Mister Rogerson had initially gone to the police with stories about how his wife wasn't really his wife. Fingerprints and DNA tests confirmed his wife was indeed his wife, but Mister Rogerson still wasn't convinced. The lawyers and the authorities chalked it up to her winning the large sum of money and then changing her attitude about life. She wasn't the first married person to strike it rich and split on their spouse after all.

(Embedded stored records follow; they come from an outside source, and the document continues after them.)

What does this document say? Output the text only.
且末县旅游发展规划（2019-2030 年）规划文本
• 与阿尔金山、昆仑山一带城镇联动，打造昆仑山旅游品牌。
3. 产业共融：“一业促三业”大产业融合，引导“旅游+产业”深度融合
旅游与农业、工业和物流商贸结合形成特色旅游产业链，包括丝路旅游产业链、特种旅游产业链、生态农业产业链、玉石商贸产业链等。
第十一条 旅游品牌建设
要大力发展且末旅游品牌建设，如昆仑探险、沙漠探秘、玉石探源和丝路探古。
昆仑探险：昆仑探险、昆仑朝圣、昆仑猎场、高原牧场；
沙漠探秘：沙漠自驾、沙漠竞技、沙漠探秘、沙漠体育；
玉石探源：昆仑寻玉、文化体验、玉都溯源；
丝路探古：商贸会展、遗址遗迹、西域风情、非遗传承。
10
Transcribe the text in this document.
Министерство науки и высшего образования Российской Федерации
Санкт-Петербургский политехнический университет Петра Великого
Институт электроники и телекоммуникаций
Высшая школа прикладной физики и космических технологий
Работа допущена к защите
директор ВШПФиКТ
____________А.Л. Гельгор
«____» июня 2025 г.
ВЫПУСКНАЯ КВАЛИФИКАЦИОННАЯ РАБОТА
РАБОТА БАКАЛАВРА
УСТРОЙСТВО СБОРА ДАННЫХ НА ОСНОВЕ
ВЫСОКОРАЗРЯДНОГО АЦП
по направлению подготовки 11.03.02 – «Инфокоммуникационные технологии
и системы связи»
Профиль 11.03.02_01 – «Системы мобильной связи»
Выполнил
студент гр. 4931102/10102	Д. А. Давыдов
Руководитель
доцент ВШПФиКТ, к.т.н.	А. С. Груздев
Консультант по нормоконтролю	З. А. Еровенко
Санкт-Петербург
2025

Everything about May Rogerson appeared exactly the same from the day before she became a millionaire to the day after except her attitude and mannerisms. After the divorce, and when Mister Rogerson hired me, he disclosed one change he'd noticed in his wife he hadn't shared with anyone else. The reason he knew the woman couldn't be his wife.
Her tattoo had vanished.
Mister Rogerson swore when his wife left for the casino, May Rogerson had a small, heart-shaped tattoo in a location no one could see, even if she wore a bathing suit, and one no one knew about the tattoo except her husband. Upon her return from the casino, apart from her debts, money problems and previous mannerisms disappearing, so had her tattoo.
Hence, the request for me to take the case.
It didn't take much digging to uncover similar stories concerning this same casino and people who had won big. The rumors claimed regular people, the only common denominator I could determine being all of them appeared young and attractive, would strike it rich extremely quickly, immediately divorce their spouse and live a completely new life.
Naturally, the stories of overnight millionaires did wonders for the casino's business as everyone wanted to strike it rich.
I'd knew May Rogerson still had limited contact with her husband, so I lied and told him a few days ago how I had discovered what happened to his wife and I discovered the true name of the imposter who replaced his wife. Of course, I had no idea, but, as I hoped, word of my discovery had reached May though her husband, and now she had returned to the casino which had changed her life.
Or, as I referred to it, "the scene of the crime".
Following the well-dressed, female millionaire through the casino as she walked directly towards a door at the rear of the casino marked AUTHORIZED PERSONS ONLY, I watched as she pushed a four-digit code into the keypad on the side of the door. The door clicked and she went inside. After waiting a few seconds, I went to the door and entered the same code as her, thankful she hadn't blocked the keypad with her body to prevent me from seeing the code. The door clicked, I pushed it open and followed May Rogerson's imposter into the unknown.